Three reasonable policy proposals for the Trump administration and congressional Republicans.
Frank DeVito of the Napa Legal Institute argues that “pro-life policy purists” need to face political reality: The public isn’t with us on abortion. Pro-lifers should therefore not push the Trump administration to do more to restrict abortion, he argues, although they should urge it to make the case against it more forthrightly than it has done.
He is, of course, correct to note that public opinion is not where pro-lifers would like it to be and that this fact imposes real constraints on what pro-life policies are possible. He is right, too, to say that pro-lifers would be foolhardy to push for bans on IVF. But he takes too narrow a view of pro-life political possibilities, in part because he adopts a false binary view of the prudential question that pro-lifers need to ask.
DeVito writes, “Should pro-life conservatives back off the abortion issue because there is no political ability at the federal level to restrict abortion? Or does being pro-life require maximalist stances on abortion restriction, regardless of whether those efforts have any chance of success?”
But there’s plenty of space between “There’s nothing to be done at the federal level so we should back off” and “maximalist stances.” Here are three proposals that fit in that space.
(1) The first Trump term saw an effort to block family-planning funds from going to Planned Parenthood. That policy, which is in line with the law authorizing that funding, could be reimposed.
(2) The administration could reimpose its first-term restrictions on abortion pills. That policy would draw serious political blowback, certainly. But some polling suggests that the administration would have a solid footing in public opinion. Most recently, 59 percent of respondents to a national poll supported a requirement of “an in-person visit with a healthcare professional” to receive these drugs.
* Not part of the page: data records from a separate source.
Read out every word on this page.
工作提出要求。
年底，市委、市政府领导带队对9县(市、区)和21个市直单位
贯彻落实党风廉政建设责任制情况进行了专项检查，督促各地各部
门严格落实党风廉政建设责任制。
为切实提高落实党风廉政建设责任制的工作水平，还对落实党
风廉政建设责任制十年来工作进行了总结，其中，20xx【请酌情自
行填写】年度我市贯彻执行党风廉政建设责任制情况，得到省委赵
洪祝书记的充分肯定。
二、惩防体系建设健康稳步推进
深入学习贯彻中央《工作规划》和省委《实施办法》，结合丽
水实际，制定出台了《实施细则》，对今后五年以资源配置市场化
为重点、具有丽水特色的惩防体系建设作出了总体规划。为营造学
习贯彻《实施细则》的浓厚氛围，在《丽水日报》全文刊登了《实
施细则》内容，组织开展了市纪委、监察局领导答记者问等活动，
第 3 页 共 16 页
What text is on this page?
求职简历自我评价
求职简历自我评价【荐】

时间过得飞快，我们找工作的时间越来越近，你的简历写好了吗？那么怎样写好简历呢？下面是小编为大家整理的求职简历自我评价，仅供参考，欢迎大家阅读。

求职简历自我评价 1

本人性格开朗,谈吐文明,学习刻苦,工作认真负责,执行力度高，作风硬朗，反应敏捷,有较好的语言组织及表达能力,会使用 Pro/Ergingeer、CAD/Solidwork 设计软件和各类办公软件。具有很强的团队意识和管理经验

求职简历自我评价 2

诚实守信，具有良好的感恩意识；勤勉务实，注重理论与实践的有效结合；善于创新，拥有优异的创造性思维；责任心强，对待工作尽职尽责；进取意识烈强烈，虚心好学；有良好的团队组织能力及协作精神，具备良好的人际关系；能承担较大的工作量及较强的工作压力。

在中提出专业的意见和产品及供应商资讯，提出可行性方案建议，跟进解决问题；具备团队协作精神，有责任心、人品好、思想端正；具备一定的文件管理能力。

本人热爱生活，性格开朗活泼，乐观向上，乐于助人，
(3) Republicans could resume the drive for a federal law against abortions late in pregnancy, something Trump also supported in his first term. Plenty of polling suggests public support for that policy too. In the same poll cited above, fewer than one-third of respondents believe that abortion should be available in the last three months of pregnancy. Even in the immediate aftermath of Dobbs, in 2022, Ted Budd and Marco Rubio won Senate victories while supporting a late-term ban.
Even DeVito concedes that a ban on abortions late in pregnancy “might be possible.” But in that case, why should pro-lifers be telling politicians that “boldly advocating for abortion restrictions will bring about, not greater pro-life policies, but only electoral defeat”? If pro-lifers pick their battles, there is no reason to think that is true.
Update: I should have added a fourth item: Pro-lifers can and should reasonably urge the administration to take a stronger line on taxpayer funding of abortion in the Obamacare-subsidy negotiations. (I think pro-lifers, mostly because of the congressional GOP, are going to prevail on this point.)